修正日期:96.5.4 8 6签1 〇0〇58號申請專利範圍修正本 十、申請專利範園: 相同之一序列片段,其中該片段歹&段相後/選擇出至少有6〇% (degenerate position)取代;及 目同之序列以退化位置 製備具有該選出之序列或該選出 針,而製造-探針集合體,其中 J之反轉互補月又之探 序列之物種的序列雜交。、〃衣'’與至少—含該直向同源 2.如申請專利範㈣丨項所述之製 其中該選出之序列與直向同源基因之片段有7〇%相同。方去, 3·如申請專利範圍第1項所述之製造探針隼合體之方法 其中該選出之序列與直向同源基因之片段相同法’ J:::專利範㈣1項所述之製造探針集合體之方法, 八中雜針本合體包括至少4種以上之核酸探針。 豆二:請專利觸1項所述之製造探針集合體之方法, 其中该捸針的長度為20與500個核苷酸之間。 6· —種檢測直向同源的方法,該方法包括: 1項所述之核酸探針集 是否有該直向同源基因 提供一受檢測樣品之核酸粹取物; 將該受檢測樣品與申請專利範圍第 合體在低嚴苛條件下進行雜交反應; 評估該樣品與各探針之結合;及 對於各結合之探針,推斷該樣品中 之存在或表現。 0707-9785TWF2(N 1 );kai 32Amendment date: 96.5.4 8 6 sign 1 〇 0〇 58 application for patent scope amendment Ben 10, application for patent garden: the same sequence of fragments, where the fragment 歹 & paragraph phase / select at least 6% (degenerate position) substitution; and the sequence of the same sequence is used to prepare a sequence hybridization of the species having the selected sequence or the selected needle, and the - probe assembly, wherein the inverted complement of J is detected. , 〃 clothing '' and at least - containing the orthologous 2. As described in the patent application (4), wherein the selected sequence is 7% identical to the fragment of the orthologous gene. The method for producing a probe conjugate according to claim 1, wherein the selected sequence is identical to the fragment of the orthologous gene, and the manufacturing method is described in the following paragraph: In the method of the probe assembly, the octagonal needle complex comprises at least four or more nucleic acid probes.
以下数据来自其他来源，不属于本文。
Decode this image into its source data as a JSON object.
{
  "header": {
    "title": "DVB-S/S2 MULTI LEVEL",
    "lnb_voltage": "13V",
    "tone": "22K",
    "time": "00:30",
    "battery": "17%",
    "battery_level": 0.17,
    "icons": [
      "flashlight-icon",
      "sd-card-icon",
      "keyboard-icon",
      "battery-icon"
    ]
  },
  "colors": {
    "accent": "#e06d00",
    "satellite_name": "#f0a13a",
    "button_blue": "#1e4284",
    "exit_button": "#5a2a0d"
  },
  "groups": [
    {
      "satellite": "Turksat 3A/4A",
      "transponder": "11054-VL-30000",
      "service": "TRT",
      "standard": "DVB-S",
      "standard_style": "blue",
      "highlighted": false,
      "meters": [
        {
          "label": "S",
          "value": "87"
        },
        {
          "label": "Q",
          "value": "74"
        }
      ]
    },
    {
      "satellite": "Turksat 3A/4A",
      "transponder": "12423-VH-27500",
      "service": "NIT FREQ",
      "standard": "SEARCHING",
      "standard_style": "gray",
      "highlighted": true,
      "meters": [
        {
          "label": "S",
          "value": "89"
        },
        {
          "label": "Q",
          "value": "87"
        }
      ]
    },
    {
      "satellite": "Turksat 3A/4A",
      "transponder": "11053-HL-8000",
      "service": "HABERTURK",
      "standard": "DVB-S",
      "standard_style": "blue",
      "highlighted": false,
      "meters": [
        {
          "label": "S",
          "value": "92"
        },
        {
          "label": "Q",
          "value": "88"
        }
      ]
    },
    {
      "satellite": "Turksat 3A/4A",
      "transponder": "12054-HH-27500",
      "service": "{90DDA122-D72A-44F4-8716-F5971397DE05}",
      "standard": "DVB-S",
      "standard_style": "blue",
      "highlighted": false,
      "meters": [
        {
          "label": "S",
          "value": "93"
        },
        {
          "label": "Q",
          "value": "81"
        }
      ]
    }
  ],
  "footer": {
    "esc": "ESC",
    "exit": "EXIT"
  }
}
Bean 2: The method of manufacturing a probe assembly according to the above, wherein the length of the needle is between 20 and 500 nucleotides. 6. A method for detecting orthologism, the method comprising: 1 whether the nucleic acid probe set has the orthologous gene to provide a nucleic acid extract of a test sample; The patented scope is subjected to a hybridization reaction under low severity conditions; the binding of the sample to each probe is evaluated; and for each bound probe, the presence or performance in the sample is inferred. 0707-9785TWF2(N 1 );kai 32
TW092103058A 2002-02-15 2003-02-14 Cross-species nucleic acid probes TWI286573B (en)

Applications Claiming Priority (1)

Application Number Priority Date Filing Date Title
US35754102P 2002-02-15 2002-02-15

Publications (2)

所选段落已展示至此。